LI Jiatian, JIA Chenglin, NIU Yiru, A Xiaohui, GAO Peng, YAN Ling. A Supervised Learning Method for Solving Space Resection of Single Image[J]. Geomatics and Information Science of Wuhan University, 2019, 44(8): 1144-1152. DOI: 10.13203/j.whugis20170292
Citation: LI Jiatian, JIA Chenglin, NIU Yiru, A Xiaohui, GAO Peng, YAN Ling. A Supervised Learning Method for Solving Space Resection of Single Image[J]. Geomatics and Information Science of Wuhan University, 2019, 44(8): 1144-1152. DOI: 10.13203/j.whugis20170292

A Supervised Learning Method for Solving Space Resection of Single Image

  • The space resection of single image can be described as a problem of non-linear least squares, and the non-derivative, ill-conditioned coefficient matrix of normal equation and local extremum are main reasons for non-convergence in its numerical procedure. The spatial distribution of control points in different regions is not similar. If we put down the multiple images and have known their exterior orientation elements regarding the same control points under the same region, as a sample set, the overall descent direction can be obtained by supervised learning under the circumstance that every initial values of exterior orientation elements have been given. What's more, in the case of non-convergence in original space resection of single image because of the reasons mentioned before, it can be approximately solved by using the overall descent direction. From this angle, a supervised learning method for solving space resection of single im age is proposed.
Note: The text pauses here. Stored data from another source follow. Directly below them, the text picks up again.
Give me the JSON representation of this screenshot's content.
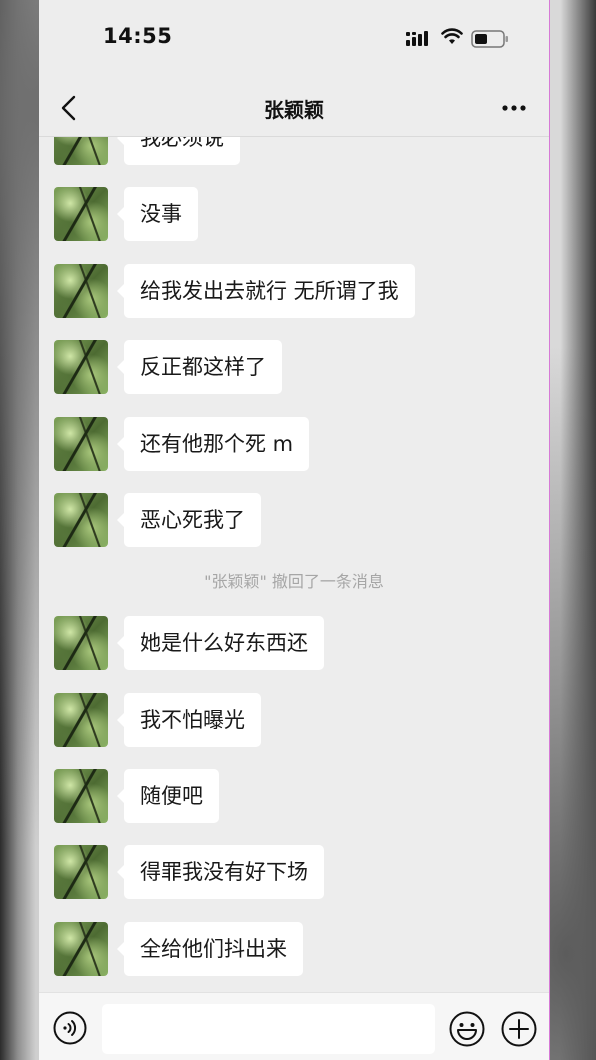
{
  "status_bar": {
    "time": "14:55",
    "icons": [
      "signal-icon",
      "wifi-icon",
      "battery-icon"
    ]
  },
  "nav": {
    "back_icon": "chevron-left-icon",
    "title": "张颖颖",
    "more_icon": "more-dots-icon"
  },
  "messages": [
    {
      "text": "我必须说"
    },
    {
      "text": "没事"
    },
    {
      "text": "给我发出去就行 无所谓了我"
    },
    {
      "text": "反正都这样了"
    },
    {
      "text": "还有他那个死 m"
    },
    {
      "text": "恶心死我了"
    },
    {
      "system": "\"张颖颖\" 撤回了一条消息"
    },
    {
      "text": "她是什么好东西还"
    },
    {
      "text": "我不怕曝光"
    },
    {
      "text": "随便吧"
    },
    {
      "text": "得罪我没有好下场"
    },
    {
      "text": "全给他们抖出来"
    }
  ],
  "input_bar": {
    "voice_icon": "voice-icon",
    "input_value": "",
    "emoji_icon": "emoji-icon",
    "plus_icon": "plus-icon"
  },
  "colors": {
    "chat_background": "#ededed",
    "bubble": "#ffffff",
    "system_text": "#a6a6a6",
    "input_bar": "#f6f6f6"
  }
}
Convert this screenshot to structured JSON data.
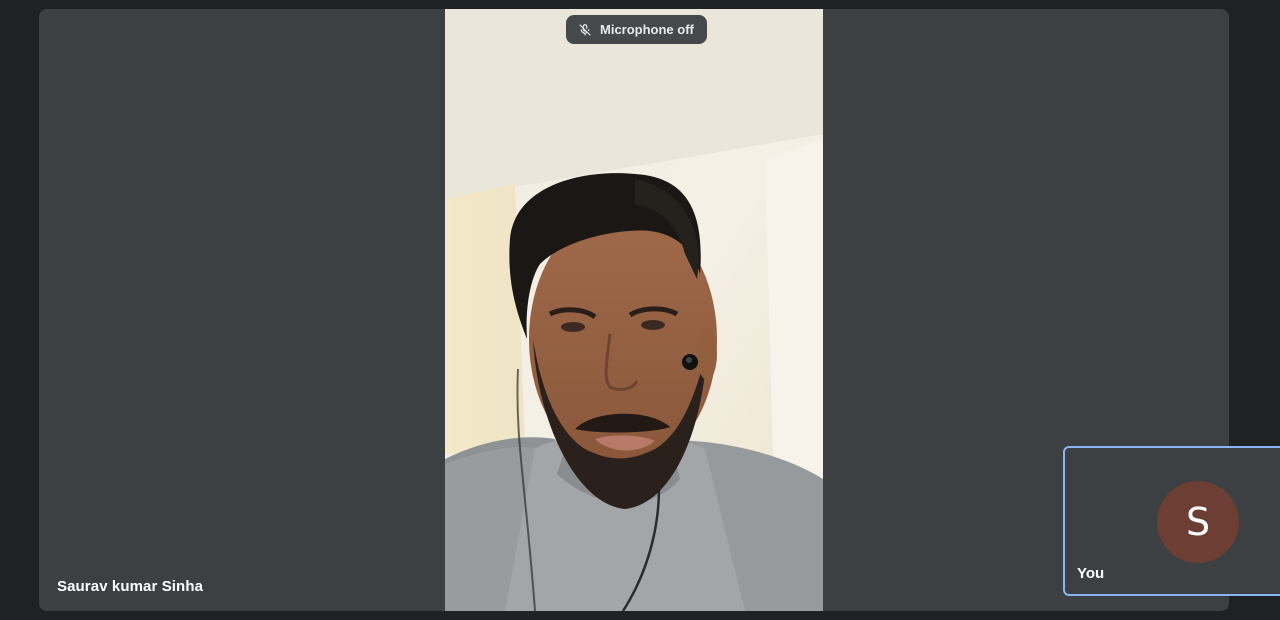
{
  "call": {
    "status_pill": {
      "text": "Microphone off",
      "icon": "microphone-off-icon"
    },
    "main_participant": {
      "name": "Saurav kumar Sinha"
    },
    "self_view": {
      "label": "You",
      "avatar_initial": "S",
      "avatar_color": "#6d3e33",
      "border_color": "#8ab4f8"
    }
  },
  "colors": {
    "background": "#202124",
    "tile": "#3c4043",
    "pill": "#3c4043",
    "text": "#ffffff"
  }
}
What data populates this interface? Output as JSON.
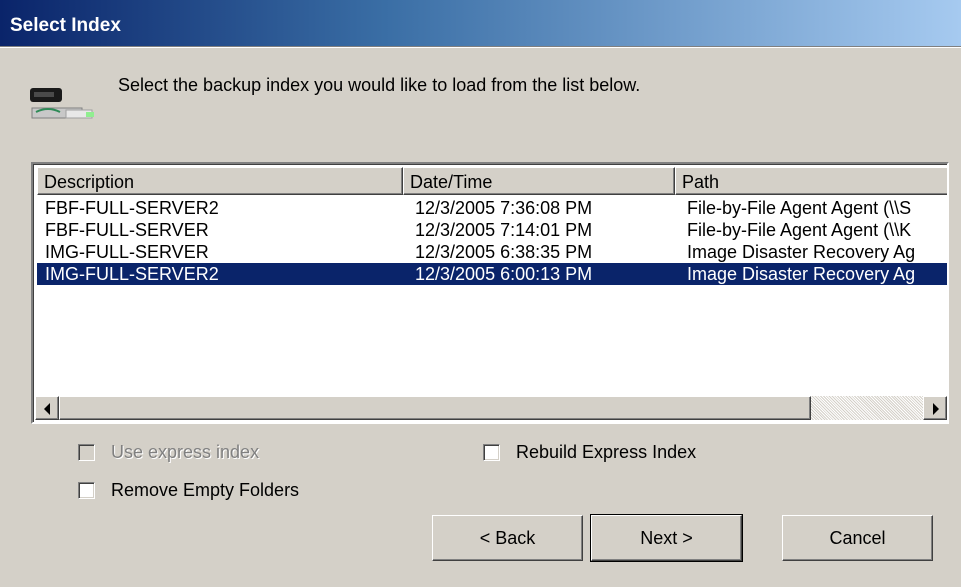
{
  "window": {
    "title": "Select Index"
  },
  "header": {
    "instruction": "Select the backup index you would like to load from the list below.",
    "icon": "tape-drive-icon"
  },
  "list": {
    "columns": [
      "Description",
      "Date/Time",
      "Path"
    ],
    "rows": [
      {
        "description": "FBF-FULL-SERVER2",
        "datetime": "12/3/2005 7:36:08 PM",
        "path": "File-by-File Agent Agent (\\\\S"
      },
      {
        "description": "FBF-FULL-SERVER",
        "datetime": "12/3/2005 7:14:01 PM",
        "path": "File-by-File Agent Agent (\\\\K"
      },
      {
        "description": "IMG-FULL-SERVER",
        "datetime": "12/3/2005 6:38:35 PM",
        "path": "Image Disaster Recovery Ag"
      },
      {
        "description": "IMG-FULL-SERVER2",
        "datetime": "12/3/2005 6:00:13 PM",
        "path": "Image Disaster Recovery Ag"
      }
    ],
    "selected_index": 3
  },
  "options": {
    "use_express_index": {
      "label": "Use express index",
      "checked": false,
      "disabled": true
    },
    "rebuild_express_index": {
      "label": "Rebuild Express Index",
      "checked": false
    },
    "remove_empty_folders": {
      "label": "Remove Empty Folders",
      "checked": false
    }
  },
  "buttons": {
    "back": "< Back",
    "next": "Next >",
    "cancel": "Cancel"
  },
  "colors": {
    "selection": "#0a246a",
    "face": "#d4d0c8",
    "title_start": "#0a246a",
    "title_end": "#a6caf0"
  }
}
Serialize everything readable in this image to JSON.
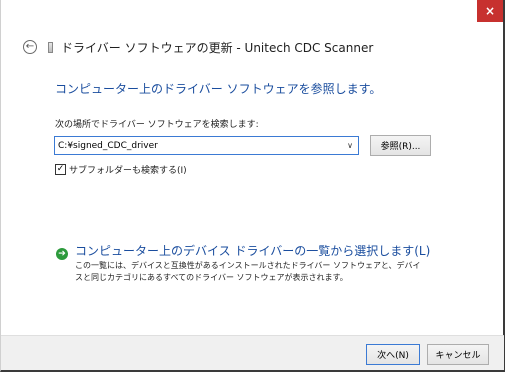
{
  "window": {
    "title": "ドライバー ソフトウェアの更新 - Unitech CDC Scanner",
    "close_glyph": "×"
  },
  "nav": {
    "back_glyph": "←"
  },
  "main": {
    "heading": "コンピューター上のドライバー ソフトウェアを参照します。",
    "search_label": "次の場所でドライバー ソフトウェアを検索します:",
    "path_value": "C:¥signed_CDC_driver",
    "combo_arrow": "∨",
    "browse_label": "参照(R)...",
    "subfolder_checked": true,
    "subfolder_check_glyph": "✓",
    "subfolder_label": "サブフォルダーも検索する(I)"
  },
  "pick": {
    "arrow_glyph": "➔",
    "title": "コンピューター上のデバイス ドライバーの一覧から選択します(L)",
    "description": "この一覧には、デバイスと互換性があるインストールされたドライバー ソフトウェアと、デバイスと同じカテゴリにあるすべてのドライバー ソフトウェアが表示されます。"
  },
  "footer": {
    "next_label": "次へ(N)",
    "cancel_label": "キャンセル"
  },
  "colors": {
    "accent": "#1a4d9e",
    "close": "#c7312f",
    "go_arrow": "#2c9a3c"
  }
}
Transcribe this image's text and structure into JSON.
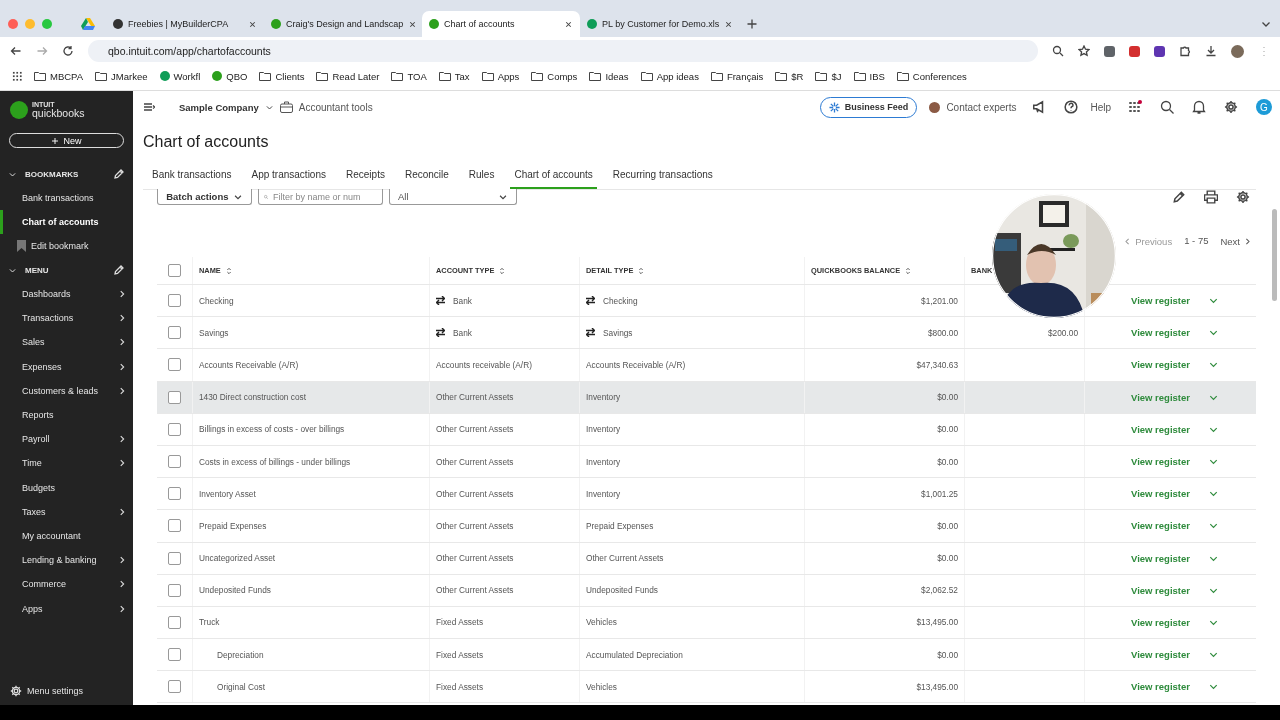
{
  "browser": {
    "tabs": [
      {
        "kind": "drive",
        "selected": false
      },
      {
        "title": "Freebies | MyBuilderCPA",
        "kind": "site",
        "selected": false
      },
      {
        "title": "Craig's Design and Landscap",
        "kind": "qb",
        "selected": false
      },
      {
        "title": "Chart of accounts",
        "kind": "qb",
        "selected": true
      },
      {
        "title": "PL by Customer for Demo.xls",
        "kind": "sheet",
        "selected": false
      }
    ],
    "url": "qbo.intuit.com/app/chartofaccounts",
    "bookmarks": [
      {
        "label": "MBCPA",
        "kind": "folder"
      },
      {
        "label": "JMarkee",
        "kind": "folder"
      },
      {
        "label": "Workfl",
        "kind": "sheet"
      },
      {
        "label": "QBO",
        "kind": "qb"
      },
      {
        "label": "Clients",
        "kind": "folder"
      },
      {
        "label": "Read Later",
        "kind": "folder"
      },
      {
        "label": "TOA",
        "kind": "folder"
      },
      {
        "label": "Tax",
        "kind": "folder"
      },
      {
        "label": "Apps",
        "kind": "folder"
      },
      {
        "label": "Comps",
        "kind": "folder"
      },
      {
        "label": "Ideas",
        "kind": "folder"
      },
      {
        "label": "App ideas",
        "kind": "folder"
      },
      {
        "label": "Français",
        "kind": "folder"
      },
      {
        "label": "$R",
        "kind": "folder"
      },
      {
        "label": "$J",
        "kind": "folder"
      },
      {
        "label": "IBS",
        "kind": "folder"
      },
      {
        "label": "Conferences",
        "kind": "folder"
      }
    ]
  },
  "sidebar": {
    "brand_top": "INTUIT",
    "brand": "quickbooks",
    "new_button": "New",
    "bookmarks_heading": "BOOKMARKS",
    "bookmarks": [
      {
        "label": "Bank transactions",
        "selected": false
      },
      {
        "label": "Chart of accounts",
        "selected": true
      }
    ],
    "edit_bookmark": "Edit bookmark",
    "menu_heading": "MENU",
    "menu": [
      {
        "label": "Dashboards",
        "has_submenu": true
      },
      {
        "label": "Transactions",
        "has_submenu": true
      },
      {
        "label": "Sales",
        "has_submenu": true
      },
      {
        "label": "Expenses",
        "has_submenu": true
      },
      {
        "label": "Customers & leads",
        "has_submenu": true
      },
      {
        "label": "Reports",
        "has_submenu": false
      },
      {
        "label": "Payroll",
        "has_submenu": true
      },
      {
        "label": "Time",
        "has_submenu": true
      },
      {
        "label": "Budgets",
        "has_submenu": false
      },
      {
        "label": "Taxes",
        "has_submenu": true
      },
      {
        "label": "My accountant",
        "has_submenu": false
      },
      {
        "label": "Lending & banking",
        "has_submenu": true
      },
      {
        "label": "Commerce",
        "has_submenu": true
      },
      {
        "label": "Apps",
        "has_submenu": true
      }
    ],
    "menu_settings": "Menu settings"
  },
  "topbar": {
    "company": "Sample Company",
    "accountant_tools": "Accountant tools",
    "business_feed": "Business Feed",
    "contact_experts": "Contact experts",
    "help": "Help",
    "user_initial": "G"
  },
  "page": {
    "title": "Chart of accounts",
    "tabs": [
      {
        "label": "Bank transactions",
        "selected": false
      },
      {
        "label": "App transactions",
        "selected": false
      },
      {
        "label": "Receipts",
        "selected": false
      },
      {
        "label": "Reconcile",
        "selected": false
      },
      {
        "label": "Rules",
        "selected": false
      },
      {
        "label": "Chart of accounts",
        "selected": true
      },
      {
        "label": "Recurring transactions",
        "selected": false
      }
    ],
    "batch_actions": "Batch actions",
    "filter": {
      "placeholder": "Filter by name or num"
    },
    "type_filter": "All",
    "pagination": {
      "previous": "Previous",
      "previous_disabled": true,
      "range": "1 - 75",
      "next": "Next"
    }
  },
  "table": {
    "select_all_checked": false,
    "columns": [
      "NAME",
      "ACCOUNT TYPE",
      "DETAIL TYPE",
      "QUICKBOOKS BALANCE",
      "BANK"
    ],
    "rows": [
      {
        "name": "Checking",
        "account_type": "Bank",
        "detail_type": "Checking",
        "balance": "$1,201.00",
        "bank_icon": true,
        "checked": false,
        "hovered": false,
        "action": "View register"
      },
      {
        "name": "Savings",
        "account_type": "Bank",
        "detail_type": "Savings",
        "balance": "$800.00",
        "bank_balance": "$200.00",
        "bank_icon": true,
        "checked": false,
        "hovered": false,
        "action": "View register"
      },
      {
        "name": "Accounts Receivable (A/R)",
        "account_type": "Accounts receivable (A/R)",
        "detail_type": "Accounts Receivable (A/R)",
        "balance": "$47,340.63",
        "bank_icon": false,
        "checked": false,
        "hovered": false,
        "action": "View register"
      },
      {
        "name": "1430 Direct construction cost",
        "account_type": "Other Current Assets",
        "detail_type": "Inventory",
        "balance": "$0.00",
        "bank_icon": false,
        "checked": false,
        "hovered": true,
        "action": "View register"
      },
      {
        "name": "Billings in excess of costs - over billings",
        "account_type": "Other Current Assets",
        "detail_type": "Inventory",
        "balance": "$0.00",
        "bank_icon": false,
        "checked": false,
        "hovered": false,
        "action": "View register"
      },
      {
        "name": "Costs in excess of billings - under billings",
        "account_type": "Other Current Assets",
        "detail_type": "Inventory",
        "balance": "$0.00",
        "bank_icon": false,
        "checked": false,
        "hovered": false,
        "action": "View register"
      },
      {
        "name": "Inventory Asset",
        "account_type": "Other Current Assets",
        "detail_type": "Inventory",
        "balance": "$1,001.25",
        "bank_icon": false,
        "checked": false,
        "hovered": false,
        "action": "View register"
      },
      {
        "name": "Prepaid Expenses",
        "account_type": "Other Current Assets",
        "detail_type": "Prepaid Expenses",
        "balance": "$0.00",
        "bank_icon": false,
        "checked": false,
        "hovered": false,
        "action": "View register"
      },
      {
        "name": "Uncategorized Asset",
        "account_type": "Other Current Assets",
        "detail_type": "Other Current Assets",
        "balance": "$0.00",
        "bank_icon": false,
        "checked": false,
        "hovered": false,
        "action": "View register"
      },
      {
        "name": "Undeposited Funds",
        "account_type": "Other Current Assets",
        "detail_type": "Undeposited Funds",
        "balance": "$2,062.52",
        "bank_icon": false,
        "checked": false,
        "hovered": false,
        "action": "View register"
      },
      {
        "name": "Truck",
        "account_type": "Fixed Assets",
        "detail_type": "Vehicles",
        "balance": "$13,495.00",
        "bank_icon": false,
        "checked": false,
        "hovered": false,
        "action": "View register",
        "children": [
          {
            "name": "Depreciation",
            "account_type": "Fixed Assets",
            "detail_type": "Accumulated Depreciation",
            "balance": "$0.00",
            "bank_icon": false,
            "checked": false,
            "hovered": false,
            "action": "View register"
          },
          {
            "name": "Original Cost",
            "account_type": "Fixed Assets",
            "detail_type": "Vehicles",
            "balance": "$13,495.00",
            "bank_icon": false,
            "checked": false,
            "hovered": false,
            "action": "View register"
          }
        ]
      }
    ]
  }
}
The process mainly includes:①Training stage, in which supervised learning process is utilized and the descend direction set of exterior orientation elements is obtained by solving the overall exterior orientation elements of images set with different attitude in the same survey area. ②Testing stage, in which for any image in study area, the exterior orientation elements can be calculated iteratively if the initial value and the descend direction set were given from the process of supervised training. Experimental results show that the method in this paper is more efficient in numerical procedure convergence and dependence of the initial value than the current there realized. Besides, it can overcome the non-convergence of Euler angles caused by the ill-conditioned coefficient matrix of normal equation, which is essentially the gradient matrix.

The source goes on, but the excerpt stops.